Tampa Bay’s struggling offense suffered another setback Monday: Receiver Mike Williams needs surgery to repair a hamstring injury and will miss the remainder of the season. The fourth-year pro who signed a six-year, $40.25 million contract in July, had 22 receptions for 216 yards and two touchdowns in six games.

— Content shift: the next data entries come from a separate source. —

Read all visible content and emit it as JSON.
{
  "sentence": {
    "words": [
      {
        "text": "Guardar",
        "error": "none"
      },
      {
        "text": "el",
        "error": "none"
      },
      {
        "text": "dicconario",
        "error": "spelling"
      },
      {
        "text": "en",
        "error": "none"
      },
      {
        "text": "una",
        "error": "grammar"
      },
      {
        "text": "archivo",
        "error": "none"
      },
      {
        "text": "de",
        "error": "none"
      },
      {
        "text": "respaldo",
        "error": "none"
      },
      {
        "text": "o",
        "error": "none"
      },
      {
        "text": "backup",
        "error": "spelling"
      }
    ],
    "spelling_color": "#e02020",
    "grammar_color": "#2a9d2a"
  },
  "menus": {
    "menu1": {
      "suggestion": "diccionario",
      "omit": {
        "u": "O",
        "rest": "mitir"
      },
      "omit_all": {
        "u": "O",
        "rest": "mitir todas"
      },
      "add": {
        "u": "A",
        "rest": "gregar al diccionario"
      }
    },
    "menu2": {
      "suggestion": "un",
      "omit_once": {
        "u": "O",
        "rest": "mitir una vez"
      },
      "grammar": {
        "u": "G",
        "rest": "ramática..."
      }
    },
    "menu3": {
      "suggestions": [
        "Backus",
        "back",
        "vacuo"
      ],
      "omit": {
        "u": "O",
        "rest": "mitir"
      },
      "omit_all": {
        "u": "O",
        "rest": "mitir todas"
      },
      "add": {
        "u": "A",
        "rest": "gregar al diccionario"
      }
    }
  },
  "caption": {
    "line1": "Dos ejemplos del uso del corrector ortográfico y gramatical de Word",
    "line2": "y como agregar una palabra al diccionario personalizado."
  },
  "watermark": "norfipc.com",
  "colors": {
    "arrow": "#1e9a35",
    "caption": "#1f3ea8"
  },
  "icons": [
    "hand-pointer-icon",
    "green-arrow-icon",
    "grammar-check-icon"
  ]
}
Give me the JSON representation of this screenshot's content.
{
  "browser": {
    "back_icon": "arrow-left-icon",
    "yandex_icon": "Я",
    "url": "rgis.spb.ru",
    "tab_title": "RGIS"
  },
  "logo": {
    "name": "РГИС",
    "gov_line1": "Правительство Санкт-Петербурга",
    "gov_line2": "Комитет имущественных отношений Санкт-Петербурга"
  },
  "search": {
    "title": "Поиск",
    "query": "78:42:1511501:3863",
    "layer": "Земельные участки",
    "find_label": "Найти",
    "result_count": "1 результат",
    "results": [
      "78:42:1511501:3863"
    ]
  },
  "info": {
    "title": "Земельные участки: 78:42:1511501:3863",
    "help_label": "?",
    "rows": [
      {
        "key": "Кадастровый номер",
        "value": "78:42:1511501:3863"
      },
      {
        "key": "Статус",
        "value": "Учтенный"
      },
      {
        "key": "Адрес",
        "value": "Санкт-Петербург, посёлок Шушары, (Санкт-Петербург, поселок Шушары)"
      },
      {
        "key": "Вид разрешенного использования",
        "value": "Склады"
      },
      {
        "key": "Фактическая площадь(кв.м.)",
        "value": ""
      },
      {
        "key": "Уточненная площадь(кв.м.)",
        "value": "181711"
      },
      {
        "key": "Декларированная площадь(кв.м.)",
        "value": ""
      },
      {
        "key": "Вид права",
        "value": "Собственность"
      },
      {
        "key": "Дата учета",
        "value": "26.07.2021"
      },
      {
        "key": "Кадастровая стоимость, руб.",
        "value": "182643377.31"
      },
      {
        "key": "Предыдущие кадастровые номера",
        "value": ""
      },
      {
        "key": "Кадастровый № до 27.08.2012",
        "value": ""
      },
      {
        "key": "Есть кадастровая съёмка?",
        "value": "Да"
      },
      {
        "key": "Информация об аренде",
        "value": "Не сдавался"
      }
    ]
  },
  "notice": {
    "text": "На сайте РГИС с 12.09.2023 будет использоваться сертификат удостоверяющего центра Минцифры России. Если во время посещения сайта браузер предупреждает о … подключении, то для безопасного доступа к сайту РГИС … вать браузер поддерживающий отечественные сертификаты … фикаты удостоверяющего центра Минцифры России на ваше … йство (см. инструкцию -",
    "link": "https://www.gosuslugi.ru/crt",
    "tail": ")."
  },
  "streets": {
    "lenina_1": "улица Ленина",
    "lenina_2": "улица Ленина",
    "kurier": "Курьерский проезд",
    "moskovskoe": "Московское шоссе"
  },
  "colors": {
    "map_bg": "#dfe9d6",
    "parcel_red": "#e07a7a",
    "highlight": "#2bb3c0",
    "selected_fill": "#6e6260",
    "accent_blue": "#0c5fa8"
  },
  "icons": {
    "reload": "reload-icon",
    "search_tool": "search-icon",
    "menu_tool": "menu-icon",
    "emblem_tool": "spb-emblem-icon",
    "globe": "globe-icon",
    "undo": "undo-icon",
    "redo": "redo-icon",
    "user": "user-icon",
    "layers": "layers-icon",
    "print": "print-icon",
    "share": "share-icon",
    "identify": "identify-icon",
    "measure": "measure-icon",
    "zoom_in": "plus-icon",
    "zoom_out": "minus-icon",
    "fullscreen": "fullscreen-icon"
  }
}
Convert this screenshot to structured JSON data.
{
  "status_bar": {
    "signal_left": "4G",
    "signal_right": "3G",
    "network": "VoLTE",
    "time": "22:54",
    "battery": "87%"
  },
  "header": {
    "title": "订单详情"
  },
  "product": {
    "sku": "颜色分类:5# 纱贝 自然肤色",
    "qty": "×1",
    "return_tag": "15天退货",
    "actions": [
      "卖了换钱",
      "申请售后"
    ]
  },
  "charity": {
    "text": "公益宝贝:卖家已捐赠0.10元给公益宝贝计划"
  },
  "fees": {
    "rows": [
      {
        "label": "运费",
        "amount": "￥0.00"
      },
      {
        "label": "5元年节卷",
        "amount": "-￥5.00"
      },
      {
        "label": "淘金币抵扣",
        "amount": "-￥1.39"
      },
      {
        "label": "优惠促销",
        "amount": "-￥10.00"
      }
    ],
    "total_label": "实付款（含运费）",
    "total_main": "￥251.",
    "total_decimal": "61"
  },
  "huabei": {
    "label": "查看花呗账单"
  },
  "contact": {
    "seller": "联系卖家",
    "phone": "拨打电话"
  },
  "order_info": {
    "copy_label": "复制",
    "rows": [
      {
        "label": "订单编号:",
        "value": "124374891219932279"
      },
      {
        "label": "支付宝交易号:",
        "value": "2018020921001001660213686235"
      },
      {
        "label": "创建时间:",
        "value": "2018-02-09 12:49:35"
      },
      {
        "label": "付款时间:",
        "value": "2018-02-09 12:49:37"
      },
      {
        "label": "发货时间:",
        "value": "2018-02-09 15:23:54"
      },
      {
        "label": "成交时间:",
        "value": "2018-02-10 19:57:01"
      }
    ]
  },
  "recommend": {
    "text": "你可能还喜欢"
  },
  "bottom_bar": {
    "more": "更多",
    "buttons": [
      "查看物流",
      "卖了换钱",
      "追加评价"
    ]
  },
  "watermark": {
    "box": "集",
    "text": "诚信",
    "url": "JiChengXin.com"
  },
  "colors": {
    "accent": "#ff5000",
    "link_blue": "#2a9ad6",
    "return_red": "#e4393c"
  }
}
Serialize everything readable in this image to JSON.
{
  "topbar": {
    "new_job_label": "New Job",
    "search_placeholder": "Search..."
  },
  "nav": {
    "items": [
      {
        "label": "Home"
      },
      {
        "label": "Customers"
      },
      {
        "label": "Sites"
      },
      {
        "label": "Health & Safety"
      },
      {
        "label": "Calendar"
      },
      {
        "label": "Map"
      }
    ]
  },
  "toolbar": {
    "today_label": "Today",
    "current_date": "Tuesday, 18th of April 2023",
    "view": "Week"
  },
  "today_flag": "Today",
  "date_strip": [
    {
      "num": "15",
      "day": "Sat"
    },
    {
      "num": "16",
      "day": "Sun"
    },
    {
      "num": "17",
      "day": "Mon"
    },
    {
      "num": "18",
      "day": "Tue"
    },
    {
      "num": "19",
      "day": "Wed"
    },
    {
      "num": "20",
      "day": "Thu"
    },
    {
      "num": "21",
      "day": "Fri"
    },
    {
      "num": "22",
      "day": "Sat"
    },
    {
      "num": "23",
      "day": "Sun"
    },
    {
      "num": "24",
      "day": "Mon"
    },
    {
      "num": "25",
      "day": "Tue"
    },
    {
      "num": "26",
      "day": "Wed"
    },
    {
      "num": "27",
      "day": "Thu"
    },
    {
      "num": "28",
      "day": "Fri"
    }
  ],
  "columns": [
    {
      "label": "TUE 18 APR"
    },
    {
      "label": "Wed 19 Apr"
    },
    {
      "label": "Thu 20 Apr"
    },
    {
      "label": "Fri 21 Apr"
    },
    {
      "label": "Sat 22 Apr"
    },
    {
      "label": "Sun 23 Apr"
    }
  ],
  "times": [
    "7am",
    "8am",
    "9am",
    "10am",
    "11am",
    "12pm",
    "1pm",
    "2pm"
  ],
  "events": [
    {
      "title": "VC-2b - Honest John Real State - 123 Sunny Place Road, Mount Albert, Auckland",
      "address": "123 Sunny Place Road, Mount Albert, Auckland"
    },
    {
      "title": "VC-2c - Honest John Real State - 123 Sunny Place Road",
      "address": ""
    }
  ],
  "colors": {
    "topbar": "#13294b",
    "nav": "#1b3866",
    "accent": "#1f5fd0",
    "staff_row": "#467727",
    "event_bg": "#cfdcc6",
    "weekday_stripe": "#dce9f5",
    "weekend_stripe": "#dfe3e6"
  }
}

Tiquan Underwood likely will move into the starting lineup, and Williams’s absence figures to create more playing time for Chris Owusu, Eric Page, and Skye Dawson . . . Speedy return specialist Travis Benjamin, one of the Browns’ top playmakers, tore his anterior cruciate knee ligament in Sunday’s 23-17 loss at Kansas City and will miss the remainder of the season . . . Bills coach Doug Marrone said X-rays on Marquise Goodwin’s left elbow came back negative and that he and fellow receiver Stevie Johnson (hip flexor) would be limited when the Bills (3-5) return to practice Wednesday in preparation for Sunday’s game against the Chiefs (8-0) . . . Lions wide receiver Ryan Broyles has a ruptured Achilles’ tendon and will have surgery Tuesday . . . Raiders defensive coordinator Jason Tarver apologized for making an obscene gesture directed at the officials and will be disciplined by the team. Tarver was caught on television gesturing toward the officials after a flag was thrown on cornerback Mike Jenkins for a hit to the head of Steelers running back Le’Veon Bell in Sunday’s 21-18 win. The flag was eventually picked up. Titans defensive coordinator Chuck Cecil was fined $40,000 by the league in 2010 for a similar gesture.